The Daily Parker

Politics, Weather, Photography, and the Dog

Chicago startup environment getting better

Chicago Public Radio analyzes losing Bump to Silicon Valley as a demonstration of the lack of VC and incubator support here:

David Lieb and his friend Jake Mintz hatched [Bump] at the University of Chicago Booth School of Business when they discovered in that flurry of the first few weeks of school that they really, really hated manually typing all their new friends’ contact information into their phones.

So, along with their friend Andy Huibers, they figured out a way to “bump” two phones together to transmit that contact info. And their new smartphone application was born on March 27th, 2009. Things moved fast from there - they won the school’s New Venture Challenge business plan competition and in the summer of 2009, just like Gold Rush era miners of yore, they packed up and headed to California.

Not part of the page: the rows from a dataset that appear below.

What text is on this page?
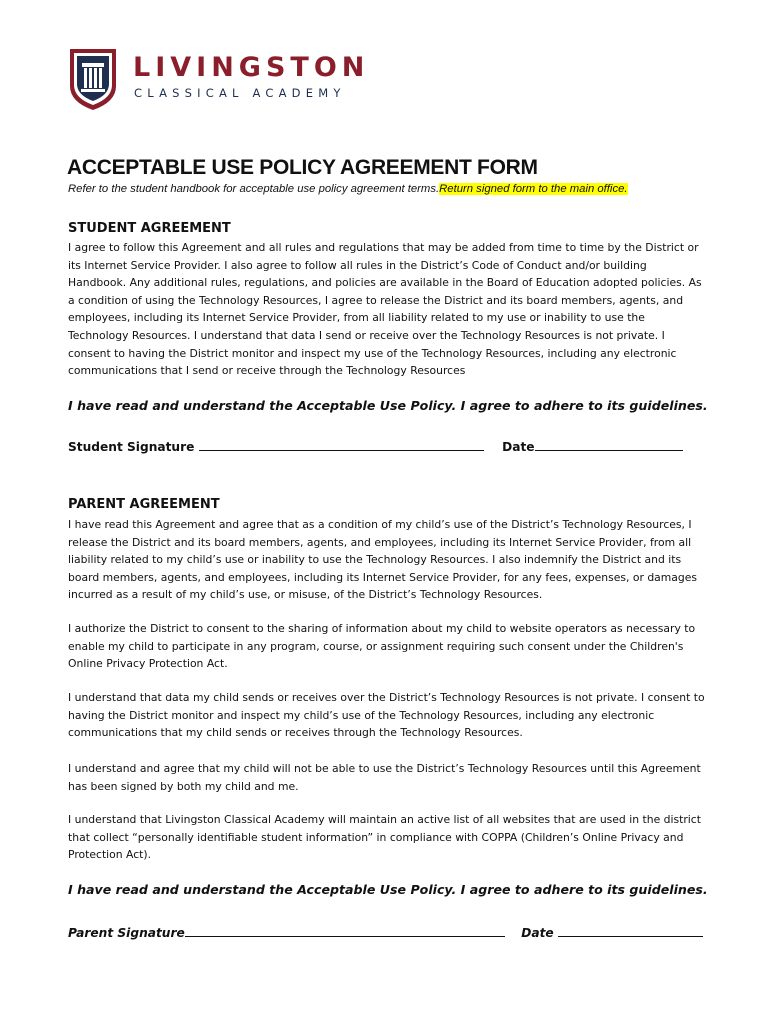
LIVINGSTON
CLASSICAL ACADEMY
ACCEPTABLE USE POLICY AGREEMENT FORM
Refer to the student handbook for acceptable use policy agreement terms.Return signed form to the main office.
STUDENT AGREEMENT
I agree to follow this Agreement and all rules and regulations that may be added from time to time by the District or its Internet Service Provider. I also agree to follow all rules in the District’s Code of Conduct and/or building Handbook. Any additional rules, regulations, and policies are available in the Board of Education adopted policies. As a condition of using the Technology Resources, I agree to release the District and its board members, agents, and employees, including its Internet Service Provider, from all liability related to my use or inability to use the Technology Resources. I understand that data I send or receive over the Technology Resources is not private. I consent to having the District monitor and inspect my use of the Technology Resources, including any electronic communications that I send or receive through the Technology Resources
I have read and understand the Acceptable Use Policy. I agree to adhere to its guidelines.
Student Signature	Date
PARENT AGREEMENT
I have read this Agreement and agree that as a condition of my child’s use of the District’s Technology Resources, I release the District and its board members, agents, and employees, including its Internet Service Provider, from all liability related to my child’s use or inability to use the Technology Resources. I also indemnify the District and its board members, agents, and employees, including its Internet Service Provider, for any fees, expenses, or damages incurred as a result of my child’s use, or misuse, of the District’s Technology Resources.
I authorize the District to consent to the sharing of information about my child to website operators as necessary to enable my child to participate in any program, course, or assignment requiring such consent under the Children's Online Privacy Protection Act.
I understand that data my child sends or receives over the District’s Technology Resources is not private. I consent to having the District monitor and inspect my child’s use of the Technology Resources, including any electronic communications that my child sends or receives through the Technology Resources.
I understand and agree that my child will not be able to use the District’s Technology Resources until this Agreement has been signed by both my child and me.
I understand that Livingston Classical Academy will maintain an active list of all websites that are used in the district that collect “personally identifiable student information” in compliance with COPPA (Children’s Online Privacy and Protection Act).
I have read and understand the Acceptable Use Policy. I agree to adhere to its guidelines.
Parent Signature	Date
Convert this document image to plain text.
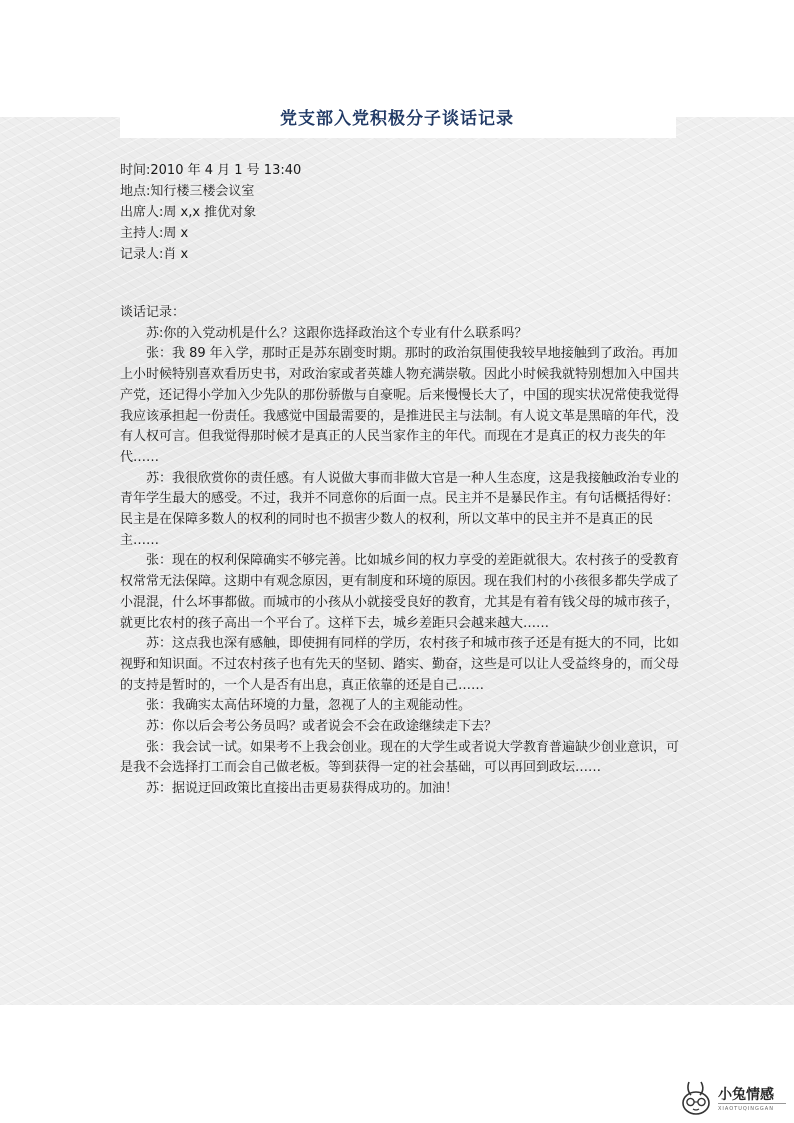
党支部入党积极分子谈话记录
时间:2010 年 4 月 1 号 13:40
地点:知行楼三楼会议室
出席人:周 x,x 推优对象
主持人:周 x
记录人:肖 x

谈话记录：

苏:你的入党动机是什么？这跟你选择政治这个专业有什么联系吗？

张：我 89 年入学，那时正是苏东剧变时期。那时的政治氛围使我较早地接触到了政治。再加上小时候特别喜欢看历史书，对政治家或者英雄人物充满崇敬。因此小时候我就特别想加入中国共产党，还记得小学加入少先队的那份骄傲与自豪呢。后来慢慢长大了，中国的现实状况常使我觉得我应该承担起一份责任。我感觉中国最需要的，是推进民主与法制。有人说文革是黑暗的年代，没有人权可言。但我觉得那时候才是真正的人民当家作主的年代。而现在才是真正的权力丧失的年代……

苏：我很欣赏你的责任感。有人说做大事而非做大官是一种人生态度，这是我接触政治专业的青年学生最大的感受。不过，我并不同意你的后面一点。民主并不是暴民作主。有句话概括得好：民主是在保障多数人的权利的同时也不损害少数人的权利，所以文革中的民主并不是真正的民主……

张：现在的权利保障确实不够完善。比如城乡间的权力享受的差距就很大。农村孩子的受教育权常常无法保障。这期中有观念原因，更有制度和环境的原因。现在我们村的小孩很多都失学成了小混混，什么坏事都做。而城市的小孩从小就接受良好的教育，尤其是有着有钱父母的城市孩子，就更比农村的孩子高出一个平台了。这样下去，城乡差距只会越来越大……

苏：这点我也深有感触，即使拥有同样的学历，农村孩子和城市孩子还是有挺大的不同，比如视野和知识面。不过农村孩子也有先天的坚韧、踏实、勤奋，这些是可以让人受益终身的，而父母的支持是暂时的，一个人是否有出息，真正依靠的还是自己……

张：我确实太高估环境的力量，忽视了人的主观能动性。

苏：你以后会考公务员吗？或者说会不会在政途继续走下去？

张：我会试一试。如果考不上我会创业。现在的大学生或者说大学教育普遍缺少创业意识，可是我不会选择打工而会自己做老板。等到获得一定的社会基础，可以再回到政坛……

苏：据说迂回政策比直接出击更易获得成功的。加油！

小兔情感
XIAOTUQINGGAN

They didn’t go with the intention of staying. ... [And] just because they got [a $3m VC infusion] there didn’t mean they had to stay. They could have come back to Chicago. But they didn’t. They opened their headquarters in Mountain View, California, and now have 15 employees there and are “aggressively hiring.”

Lieb says the main reason was because Huibers lived in California already. But there was another reason that speaks to Silicon Valley’s dominance.

"We knew we needed to hire a bunch of people, and being here in the Valley is really where all that technical talent is," Lieb said in an interview.

Chicago has lots of talent as well, and it has amenities that the suburbs of San Jose simply can't offer. But I also have found some limitations on the Chicago startup scene, and that many startups here have to be self-funded for the reasons Ashley Gross mentions in her story. (I'll publish my paper later this week.)